By Hovannes Shoghikian
A senior police representative on Tuesday boasted of an imminent ‘logical conclusion’ in the ongoing reforms of the country’s notoriously bureaucracy-stricken passport and visa authorities, saying that new changes in the system leave a narrower scope for procrastinations and abuse.
Deputy Police Chief Gevorg Mherian, in particular, said citizens in capital Yerevan can expect to be issued a passport within five working days after applying.
“At the same time, we have made a provision that passports can be issued even within shorter terms,” said Mherian, adding that a corresponding fee will be required to expedite the service.
In particular, a fee of about $65 will be required to get a passport within one working day.
The police colonel explained that the additional payment would compensate for the extra efforts and resources applied in rendering the service.

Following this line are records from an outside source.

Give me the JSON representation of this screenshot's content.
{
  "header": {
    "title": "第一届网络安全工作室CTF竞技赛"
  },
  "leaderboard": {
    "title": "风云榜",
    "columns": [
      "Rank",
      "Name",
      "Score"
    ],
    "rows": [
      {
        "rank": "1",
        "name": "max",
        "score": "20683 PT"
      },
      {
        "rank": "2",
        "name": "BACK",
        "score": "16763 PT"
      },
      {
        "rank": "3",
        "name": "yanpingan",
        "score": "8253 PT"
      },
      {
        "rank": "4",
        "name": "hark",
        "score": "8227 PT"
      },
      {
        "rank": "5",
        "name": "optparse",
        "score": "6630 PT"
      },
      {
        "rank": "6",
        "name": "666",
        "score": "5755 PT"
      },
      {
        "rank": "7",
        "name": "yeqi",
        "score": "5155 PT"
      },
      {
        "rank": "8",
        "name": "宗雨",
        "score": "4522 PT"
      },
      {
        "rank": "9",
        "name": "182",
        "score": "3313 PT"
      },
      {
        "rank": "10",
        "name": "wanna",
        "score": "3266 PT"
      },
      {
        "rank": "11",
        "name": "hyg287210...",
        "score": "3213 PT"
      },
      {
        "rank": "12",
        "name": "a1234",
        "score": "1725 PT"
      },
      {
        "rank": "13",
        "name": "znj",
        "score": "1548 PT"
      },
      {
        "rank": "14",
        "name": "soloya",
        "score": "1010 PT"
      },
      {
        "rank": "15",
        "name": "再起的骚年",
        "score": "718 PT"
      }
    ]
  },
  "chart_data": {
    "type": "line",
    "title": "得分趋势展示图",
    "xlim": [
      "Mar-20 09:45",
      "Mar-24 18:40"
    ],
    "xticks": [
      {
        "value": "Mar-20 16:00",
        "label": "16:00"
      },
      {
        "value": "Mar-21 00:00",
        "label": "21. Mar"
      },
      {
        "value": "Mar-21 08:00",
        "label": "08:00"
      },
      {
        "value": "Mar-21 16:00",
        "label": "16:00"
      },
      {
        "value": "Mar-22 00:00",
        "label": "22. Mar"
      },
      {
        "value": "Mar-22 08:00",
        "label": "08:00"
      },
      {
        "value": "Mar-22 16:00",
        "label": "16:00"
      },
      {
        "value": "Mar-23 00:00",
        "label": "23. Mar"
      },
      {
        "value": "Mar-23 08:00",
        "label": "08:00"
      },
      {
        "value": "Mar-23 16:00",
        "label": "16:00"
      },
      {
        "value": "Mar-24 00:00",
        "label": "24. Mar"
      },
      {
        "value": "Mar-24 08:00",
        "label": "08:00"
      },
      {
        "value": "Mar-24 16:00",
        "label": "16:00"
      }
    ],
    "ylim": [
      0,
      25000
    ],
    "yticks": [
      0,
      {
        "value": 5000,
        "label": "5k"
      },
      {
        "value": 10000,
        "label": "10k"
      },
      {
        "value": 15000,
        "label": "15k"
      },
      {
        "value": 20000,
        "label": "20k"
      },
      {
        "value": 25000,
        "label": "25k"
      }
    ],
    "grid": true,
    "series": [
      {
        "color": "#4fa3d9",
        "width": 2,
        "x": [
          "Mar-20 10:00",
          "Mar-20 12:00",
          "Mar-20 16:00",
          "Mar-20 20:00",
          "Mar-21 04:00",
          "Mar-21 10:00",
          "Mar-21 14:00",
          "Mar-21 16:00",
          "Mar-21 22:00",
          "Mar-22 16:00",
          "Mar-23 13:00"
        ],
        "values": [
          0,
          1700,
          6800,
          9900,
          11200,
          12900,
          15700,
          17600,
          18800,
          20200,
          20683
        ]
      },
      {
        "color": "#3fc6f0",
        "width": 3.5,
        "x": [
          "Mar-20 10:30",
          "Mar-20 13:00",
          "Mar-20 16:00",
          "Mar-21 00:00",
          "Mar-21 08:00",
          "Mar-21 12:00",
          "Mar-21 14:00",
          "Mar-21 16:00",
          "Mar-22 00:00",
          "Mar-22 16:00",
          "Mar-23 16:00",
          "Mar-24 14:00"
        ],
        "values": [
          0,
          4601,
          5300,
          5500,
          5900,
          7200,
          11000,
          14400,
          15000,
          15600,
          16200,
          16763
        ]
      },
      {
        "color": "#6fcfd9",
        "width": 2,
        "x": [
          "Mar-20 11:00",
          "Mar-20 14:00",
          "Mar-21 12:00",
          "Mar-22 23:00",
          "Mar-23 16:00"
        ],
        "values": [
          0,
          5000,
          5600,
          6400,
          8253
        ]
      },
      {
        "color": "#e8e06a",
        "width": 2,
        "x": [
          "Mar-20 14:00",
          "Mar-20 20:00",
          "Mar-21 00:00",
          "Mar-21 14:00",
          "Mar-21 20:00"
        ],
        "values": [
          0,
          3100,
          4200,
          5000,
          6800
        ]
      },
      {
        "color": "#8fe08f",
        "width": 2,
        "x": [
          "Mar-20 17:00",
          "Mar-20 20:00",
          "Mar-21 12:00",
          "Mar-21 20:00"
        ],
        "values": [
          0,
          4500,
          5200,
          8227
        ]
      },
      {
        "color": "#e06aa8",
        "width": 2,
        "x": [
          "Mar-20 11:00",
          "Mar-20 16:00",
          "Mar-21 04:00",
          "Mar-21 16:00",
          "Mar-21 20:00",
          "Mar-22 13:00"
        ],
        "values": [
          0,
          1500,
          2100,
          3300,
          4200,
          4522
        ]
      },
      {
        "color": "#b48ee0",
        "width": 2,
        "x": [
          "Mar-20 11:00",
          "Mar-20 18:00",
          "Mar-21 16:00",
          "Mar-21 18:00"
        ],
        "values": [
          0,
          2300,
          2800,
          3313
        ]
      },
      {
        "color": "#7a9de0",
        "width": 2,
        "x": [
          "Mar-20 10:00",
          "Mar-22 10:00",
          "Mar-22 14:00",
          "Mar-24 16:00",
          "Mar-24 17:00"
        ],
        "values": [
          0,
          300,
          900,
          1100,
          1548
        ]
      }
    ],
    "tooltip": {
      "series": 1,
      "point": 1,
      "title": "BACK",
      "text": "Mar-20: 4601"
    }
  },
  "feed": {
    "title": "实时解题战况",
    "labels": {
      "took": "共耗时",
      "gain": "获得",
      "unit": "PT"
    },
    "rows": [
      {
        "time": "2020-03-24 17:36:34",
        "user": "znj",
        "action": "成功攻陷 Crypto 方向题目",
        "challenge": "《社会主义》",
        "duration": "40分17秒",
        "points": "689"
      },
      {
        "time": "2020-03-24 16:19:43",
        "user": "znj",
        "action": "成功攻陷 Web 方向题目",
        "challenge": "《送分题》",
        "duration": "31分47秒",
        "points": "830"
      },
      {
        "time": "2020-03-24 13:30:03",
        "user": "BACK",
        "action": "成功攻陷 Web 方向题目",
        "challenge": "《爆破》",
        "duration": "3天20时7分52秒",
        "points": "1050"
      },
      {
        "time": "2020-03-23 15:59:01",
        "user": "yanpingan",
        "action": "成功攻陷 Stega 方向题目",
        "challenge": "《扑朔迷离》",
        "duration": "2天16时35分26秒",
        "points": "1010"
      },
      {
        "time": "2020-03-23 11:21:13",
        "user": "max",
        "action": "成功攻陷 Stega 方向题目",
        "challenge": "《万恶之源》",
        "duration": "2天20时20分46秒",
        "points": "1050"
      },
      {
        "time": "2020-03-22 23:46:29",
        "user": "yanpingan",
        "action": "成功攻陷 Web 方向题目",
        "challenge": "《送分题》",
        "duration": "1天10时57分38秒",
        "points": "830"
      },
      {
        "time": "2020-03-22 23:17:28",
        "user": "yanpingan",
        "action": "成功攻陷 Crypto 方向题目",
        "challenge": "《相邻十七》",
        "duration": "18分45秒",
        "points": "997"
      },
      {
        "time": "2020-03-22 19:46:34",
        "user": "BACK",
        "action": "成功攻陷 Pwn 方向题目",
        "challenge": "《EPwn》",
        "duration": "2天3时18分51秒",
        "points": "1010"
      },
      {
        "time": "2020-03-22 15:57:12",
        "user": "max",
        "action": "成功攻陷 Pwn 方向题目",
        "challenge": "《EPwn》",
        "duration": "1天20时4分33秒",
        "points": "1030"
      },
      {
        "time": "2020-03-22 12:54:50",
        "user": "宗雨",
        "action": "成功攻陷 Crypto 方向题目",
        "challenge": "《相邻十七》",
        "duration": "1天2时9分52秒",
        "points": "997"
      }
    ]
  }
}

Also, from now on citizens can expect to get exit visas in their travel documents and prolong the validity of their passports within one working day without paying any fee beside the envisaged state duty, Mherian added.
Changes have also been introduced in the procedure of replacing passports and travel documents for underage bearers.
“Our underage citizens have the right to be issued a passport at any age and this passport will be valid for the duration of three years,” Mherian said. “And they are allowed to change these passports at any time.”
Another novelty, according to the police official, is that the agreement of both parents for their child or children to receive a passport or an exit visa will no longer have to be certified by the notary’s office. This provision, however, will not be applied if one of the parents objects to his or her child’s leaving the country. “This dispute will have to be settled in court,” Mherian explained.
The police colonel also said that male citizens aged under 18 will no longer encounter problems when applying for exit visas.
“The former practice was to require information from the military enlistment office. The law does not envisage such restriction, nor does the constitution,” Mherian concluded.